Taking into consideration the amount of time which my production shall be (3-5 minutes) I have decided it would be better to "properly" analyse the opening to both of my selected films, and make points and notes referring to conventional information I feel I should include in my research.

V for Vendetta
The film begins with a dramatic speech being given from a television, the man appears passionate and gives key points which the films characters both oppose and defend. We are given two different settings - One is an apartment room with an attractive woman getting dressed. Because she puts on a black dress and looks as though she is going to somewhere fancy, we assume that (aided by the harsh tone of the speech on the television) she is going to come to harm. The camera then switches to an extravagant, almost theatrical setting in which we see a man put on the iconic mask. We never see his face due to the camera's angle. This is encoded to make the audience feel as though they shouldn't know who he is, and that he should be feared as he does not have a true identity, and that he wishes to remain anonymous. This man is listening to the same speech as the woman in the apartment which implies a relationship right from the start, even though they are unaware of each others existence.
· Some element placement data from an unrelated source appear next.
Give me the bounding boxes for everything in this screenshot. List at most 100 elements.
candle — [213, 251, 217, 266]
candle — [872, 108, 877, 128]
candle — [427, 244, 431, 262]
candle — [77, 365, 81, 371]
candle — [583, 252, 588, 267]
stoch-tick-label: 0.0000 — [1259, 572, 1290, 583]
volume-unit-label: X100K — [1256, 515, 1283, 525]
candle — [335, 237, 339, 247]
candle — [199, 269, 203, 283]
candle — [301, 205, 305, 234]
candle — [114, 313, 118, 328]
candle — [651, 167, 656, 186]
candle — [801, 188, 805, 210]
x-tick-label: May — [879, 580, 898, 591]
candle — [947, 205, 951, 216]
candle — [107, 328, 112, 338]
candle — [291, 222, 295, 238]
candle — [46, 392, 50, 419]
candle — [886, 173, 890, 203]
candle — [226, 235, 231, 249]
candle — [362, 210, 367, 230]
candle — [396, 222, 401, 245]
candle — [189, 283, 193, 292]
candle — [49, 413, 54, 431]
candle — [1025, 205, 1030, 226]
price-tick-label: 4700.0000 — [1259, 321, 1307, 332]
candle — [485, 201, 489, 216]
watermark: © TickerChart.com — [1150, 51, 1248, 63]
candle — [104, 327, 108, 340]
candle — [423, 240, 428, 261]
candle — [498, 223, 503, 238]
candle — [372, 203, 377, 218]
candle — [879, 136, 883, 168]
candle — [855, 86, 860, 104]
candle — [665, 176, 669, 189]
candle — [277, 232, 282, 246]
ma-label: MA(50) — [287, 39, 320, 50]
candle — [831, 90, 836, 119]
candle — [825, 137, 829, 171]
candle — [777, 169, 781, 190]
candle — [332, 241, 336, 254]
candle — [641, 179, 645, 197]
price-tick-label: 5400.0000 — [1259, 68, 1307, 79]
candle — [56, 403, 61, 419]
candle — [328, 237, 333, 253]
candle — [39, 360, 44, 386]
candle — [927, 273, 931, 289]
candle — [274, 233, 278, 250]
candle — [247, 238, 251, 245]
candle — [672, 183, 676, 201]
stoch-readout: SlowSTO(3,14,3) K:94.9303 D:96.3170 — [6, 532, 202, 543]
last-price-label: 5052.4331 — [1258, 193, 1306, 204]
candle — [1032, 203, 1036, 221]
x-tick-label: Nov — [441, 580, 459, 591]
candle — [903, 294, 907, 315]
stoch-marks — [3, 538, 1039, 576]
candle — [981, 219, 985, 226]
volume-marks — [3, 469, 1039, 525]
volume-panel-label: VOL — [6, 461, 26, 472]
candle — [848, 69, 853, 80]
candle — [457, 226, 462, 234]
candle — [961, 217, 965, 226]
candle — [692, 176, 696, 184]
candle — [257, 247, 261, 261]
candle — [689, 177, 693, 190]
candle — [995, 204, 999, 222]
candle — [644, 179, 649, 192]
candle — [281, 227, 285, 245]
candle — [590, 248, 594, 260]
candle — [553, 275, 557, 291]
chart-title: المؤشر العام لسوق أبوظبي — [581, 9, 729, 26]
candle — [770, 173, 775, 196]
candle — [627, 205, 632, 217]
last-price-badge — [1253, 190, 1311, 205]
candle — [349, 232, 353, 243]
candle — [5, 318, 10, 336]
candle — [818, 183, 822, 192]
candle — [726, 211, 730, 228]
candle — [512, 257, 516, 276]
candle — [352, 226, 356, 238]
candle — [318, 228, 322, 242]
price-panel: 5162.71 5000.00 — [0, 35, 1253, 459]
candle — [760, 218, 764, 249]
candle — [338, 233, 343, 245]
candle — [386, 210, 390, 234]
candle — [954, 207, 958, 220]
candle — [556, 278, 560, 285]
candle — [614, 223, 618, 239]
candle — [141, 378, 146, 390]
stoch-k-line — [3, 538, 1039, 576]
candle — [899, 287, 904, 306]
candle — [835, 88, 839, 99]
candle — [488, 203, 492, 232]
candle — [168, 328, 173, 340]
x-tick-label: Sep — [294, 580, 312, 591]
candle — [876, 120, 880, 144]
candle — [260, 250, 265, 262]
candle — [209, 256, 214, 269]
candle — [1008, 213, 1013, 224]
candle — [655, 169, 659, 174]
As the speech is about to end, the speaker becomes more and more enraged until finally the woman switches off the television and vocally expresses her defiance to what the man says. We are then shown shots of the streets of London at night, with close-ups on what appear to be speaker systems on lamp posts. This implies control of the populace, and the fact that she is the only one in the street only amplifies the desired effect. We are then made aware of the silhouette of a man walking down the street towards her, this long shot implies distance between the two, but the close-up of her face shortly after displays fear. She the ducks into an alleyway and is met by two untoward looking men. The use of high angle shots in this seen makes her look small and helpless and sets her up perfectly to be the damsel of the text.  She then tries to mace one of the men, showing that she has fight in her, she is then disarmed. The man in the mask then steps into frame and gives us a quote from the bible - connoting purity despite our immediate impressions of him being someone to be feared. He proceeds to show heroic qualities as he beats up the rapists and helps the woman to her feet. The two shots used then make the couple seem close although they have only just met, and also connote that this is the first time that the two main characters have met.

Extra information
The protagonists mask and costume implies both nobility and mystery. Although he is dressed as Guys Fawkes - he had a decorum about him that gives little away to the audience of his past. The mask implies that he is something to be weary of, and that he wishes to remain anonymous to everyone, even to his counter-part whom he falls in love with throughout the course of the film.